Altitude can greatly affect those with SCD and SCT. Athletes training at higher altitudes should have oxygen available during training or limit the amount of training. In 2007, Pittsburg Steelers player Ryan Clark lost 30 pounds, his spleen, and gall bladder after suffering from complications of sickle cell trait while preparing for and playing a game in Denver, Colorado. He was not allowed to play the next time the Steelers were in Denver.
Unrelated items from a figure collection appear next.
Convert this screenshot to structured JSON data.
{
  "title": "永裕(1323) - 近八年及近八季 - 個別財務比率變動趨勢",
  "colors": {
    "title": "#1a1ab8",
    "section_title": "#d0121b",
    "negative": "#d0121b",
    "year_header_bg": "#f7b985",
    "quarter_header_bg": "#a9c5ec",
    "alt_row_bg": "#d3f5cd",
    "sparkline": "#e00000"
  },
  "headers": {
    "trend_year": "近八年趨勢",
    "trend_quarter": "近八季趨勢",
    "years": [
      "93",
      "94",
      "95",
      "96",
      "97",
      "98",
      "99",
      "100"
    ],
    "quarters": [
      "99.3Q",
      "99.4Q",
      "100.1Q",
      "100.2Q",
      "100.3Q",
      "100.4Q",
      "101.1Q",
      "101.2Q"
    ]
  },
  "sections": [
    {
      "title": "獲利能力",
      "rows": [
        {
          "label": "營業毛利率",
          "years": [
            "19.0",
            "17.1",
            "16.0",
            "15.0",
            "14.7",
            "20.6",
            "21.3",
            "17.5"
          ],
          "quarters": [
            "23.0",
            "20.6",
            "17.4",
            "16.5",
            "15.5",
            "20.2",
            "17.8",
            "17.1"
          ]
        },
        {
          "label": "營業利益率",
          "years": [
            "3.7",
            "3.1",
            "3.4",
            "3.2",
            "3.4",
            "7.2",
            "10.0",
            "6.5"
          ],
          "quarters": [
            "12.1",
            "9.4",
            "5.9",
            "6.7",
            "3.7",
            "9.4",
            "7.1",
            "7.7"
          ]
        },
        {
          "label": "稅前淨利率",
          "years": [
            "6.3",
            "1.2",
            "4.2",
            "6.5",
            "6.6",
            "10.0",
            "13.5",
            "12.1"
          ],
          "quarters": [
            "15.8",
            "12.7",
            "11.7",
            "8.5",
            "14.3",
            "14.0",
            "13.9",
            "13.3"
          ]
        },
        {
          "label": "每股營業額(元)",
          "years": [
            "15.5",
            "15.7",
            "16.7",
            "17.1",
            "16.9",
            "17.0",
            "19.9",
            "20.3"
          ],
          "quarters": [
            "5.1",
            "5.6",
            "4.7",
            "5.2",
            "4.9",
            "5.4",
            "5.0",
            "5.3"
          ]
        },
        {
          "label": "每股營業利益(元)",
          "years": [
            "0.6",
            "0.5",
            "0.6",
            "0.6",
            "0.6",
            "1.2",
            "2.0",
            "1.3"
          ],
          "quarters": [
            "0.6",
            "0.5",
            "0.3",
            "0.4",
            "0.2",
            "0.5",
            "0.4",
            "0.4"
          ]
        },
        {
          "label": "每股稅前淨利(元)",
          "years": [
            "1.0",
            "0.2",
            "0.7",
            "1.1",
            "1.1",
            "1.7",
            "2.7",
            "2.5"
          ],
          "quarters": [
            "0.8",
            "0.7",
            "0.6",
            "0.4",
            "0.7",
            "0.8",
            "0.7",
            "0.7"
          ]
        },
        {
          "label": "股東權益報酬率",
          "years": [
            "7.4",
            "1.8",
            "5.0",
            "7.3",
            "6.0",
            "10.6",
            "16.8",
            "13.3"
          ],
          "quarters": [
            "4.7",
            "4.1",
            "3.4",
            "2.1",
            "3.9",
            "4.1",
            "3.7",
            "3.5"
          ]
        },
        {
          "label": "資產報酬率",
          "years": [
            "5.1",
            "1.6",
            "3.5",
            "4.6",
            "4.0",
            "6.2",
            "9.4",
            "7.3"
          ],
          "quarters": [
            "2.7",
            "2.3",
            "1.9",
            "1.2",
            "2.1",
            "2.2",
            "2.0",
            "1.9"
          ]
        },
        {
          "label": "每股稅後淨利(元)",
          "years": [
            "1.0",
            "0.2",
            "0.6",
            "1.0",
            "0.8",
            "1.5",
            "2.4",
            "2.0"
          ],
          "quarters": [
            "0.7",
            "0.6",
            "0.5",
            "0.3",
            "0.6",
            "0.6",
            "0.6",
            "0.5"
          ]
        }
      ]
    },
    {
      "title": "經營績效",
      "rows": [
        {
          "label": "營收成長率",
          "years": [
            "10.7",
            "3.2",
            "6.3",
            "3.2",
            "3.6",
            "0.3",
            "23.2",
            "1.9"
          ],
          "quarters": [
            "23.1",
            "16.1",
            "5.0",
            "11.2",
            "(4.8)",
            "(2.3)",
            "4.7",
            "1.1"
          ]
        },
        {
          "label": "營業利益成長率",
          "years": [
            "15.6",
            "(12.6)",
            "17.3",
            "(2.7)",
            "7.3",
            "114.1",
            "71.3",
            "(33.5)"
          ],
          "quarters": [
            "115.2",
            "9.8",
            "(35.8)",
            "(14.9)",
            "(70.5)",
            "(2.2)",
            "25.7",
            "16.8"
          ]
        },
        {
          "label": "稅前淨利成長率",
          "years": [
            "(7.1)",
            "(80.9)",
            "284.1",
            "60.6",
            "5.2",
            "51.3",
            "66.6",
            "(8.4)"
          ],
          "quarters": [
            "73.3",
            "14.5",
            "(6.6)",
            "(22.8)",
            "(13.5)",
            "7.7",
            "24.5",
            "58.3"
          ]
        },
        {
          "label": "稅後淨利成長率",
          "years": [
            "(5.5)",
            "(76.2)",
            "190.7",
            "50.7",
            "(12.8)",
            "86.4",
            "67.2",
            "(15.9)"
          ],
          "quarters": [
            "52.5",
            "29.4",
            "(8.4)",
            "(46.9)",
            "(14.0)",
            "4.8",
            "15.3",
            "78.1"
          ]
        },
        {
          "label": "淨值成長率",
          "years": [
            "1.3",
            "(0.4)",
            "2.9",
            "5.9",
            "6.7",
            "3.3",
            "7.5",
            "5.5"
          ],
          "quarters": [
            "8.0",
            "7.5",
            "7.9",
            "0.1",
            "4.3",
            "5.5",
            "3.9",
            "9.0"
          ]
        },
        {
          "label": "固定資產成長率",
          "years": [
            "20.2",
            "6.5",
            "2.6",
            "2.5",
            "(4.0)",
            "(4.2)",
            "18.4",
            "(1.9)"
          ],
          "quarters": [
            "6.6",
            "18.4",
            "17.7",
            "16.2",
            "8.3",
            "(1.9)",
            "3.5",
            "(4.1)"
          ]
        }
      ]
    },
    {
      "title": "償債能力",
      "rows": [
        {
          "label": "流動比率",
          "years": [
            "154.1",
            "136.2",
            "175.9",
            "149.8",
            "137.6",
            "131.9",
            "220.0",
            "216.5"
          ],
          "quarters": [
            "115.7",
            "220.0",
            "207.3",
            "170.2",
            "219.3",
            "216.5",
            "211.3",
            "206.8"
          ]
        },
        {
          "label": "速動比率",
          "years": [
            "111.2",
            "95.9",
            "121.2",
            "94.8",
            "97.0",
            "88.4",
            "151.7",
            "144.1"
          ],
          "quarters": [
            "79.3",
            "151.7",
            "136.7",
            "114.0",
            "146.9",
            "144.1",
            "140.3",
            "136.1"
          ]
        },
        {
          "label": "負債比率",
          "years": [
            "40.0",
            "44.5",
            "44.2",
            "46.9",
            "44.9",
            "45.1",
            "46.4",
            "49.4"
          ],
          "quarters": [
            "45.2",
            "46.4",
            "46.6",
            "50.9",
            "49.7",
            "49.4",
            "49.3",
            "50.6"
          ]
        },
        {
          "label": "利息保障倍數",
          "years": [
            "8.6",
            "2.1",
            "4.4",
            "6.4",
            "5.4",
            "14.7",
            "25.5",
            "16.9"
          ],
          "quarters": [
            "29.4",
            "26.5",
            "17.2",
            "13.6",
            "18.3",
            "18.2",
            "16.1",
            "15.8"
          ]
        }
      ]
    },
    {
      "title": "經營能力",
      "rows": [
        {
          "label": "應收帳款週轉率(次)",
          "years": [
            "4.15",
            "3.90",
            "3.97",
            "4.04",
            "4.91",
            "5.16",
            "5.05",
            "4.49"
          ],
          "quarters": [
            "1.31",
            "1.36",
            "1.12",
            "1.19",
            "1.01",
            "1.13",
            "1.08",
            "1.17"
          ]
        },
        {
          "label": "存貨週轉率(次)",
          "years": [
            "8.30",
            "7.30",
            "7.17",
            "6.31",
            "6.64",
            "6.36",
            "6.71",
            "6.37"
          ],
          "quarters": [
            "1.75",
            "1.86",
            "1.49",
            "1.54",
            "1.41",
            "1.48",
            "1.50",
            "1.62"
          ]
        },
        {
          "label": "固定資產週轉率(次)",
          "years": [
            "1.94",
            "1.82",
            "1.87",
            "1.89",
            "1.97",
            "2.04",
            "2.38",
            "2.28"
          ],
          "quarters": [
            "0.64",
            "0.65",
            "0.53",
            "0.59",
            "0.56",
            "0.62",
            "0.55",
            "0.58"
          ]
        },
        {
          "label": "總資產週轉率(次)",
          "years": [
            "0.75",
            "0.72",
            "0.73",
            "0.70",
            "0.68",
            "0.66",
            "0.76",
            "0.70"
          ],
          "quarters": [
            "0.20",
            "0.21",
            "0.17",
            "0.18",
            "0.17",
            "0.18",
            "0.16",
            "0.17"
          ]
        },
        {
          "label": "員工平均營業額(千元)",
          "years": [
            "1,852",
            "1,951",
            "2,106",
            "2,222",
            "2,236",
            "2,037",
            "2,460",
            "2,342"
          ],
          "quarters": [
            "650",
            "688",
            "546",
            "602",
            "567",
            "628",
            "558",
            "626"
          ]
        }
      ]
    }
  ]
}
Athletes with SCD or SCT should inform their coaches of their disease so that they can be treated properly. If there are athletic trainers at the schools, they should educate coaches on the importance of making accommodations to athletes with sickle cell trait. Coaches need to let the athletic trainers know immediately if an athlete starts showing signs and symptoms of acute illness.
- Douglas JC, et al (2013) “The Inter-Association Task Force for Preventing Sudden Death in Secondary School Athletics Programs: Best-Practices Recommendations.” Journal of Athletic Training: Jul/Aug 2013, Vol. 48, No. 4, pp. 546-553.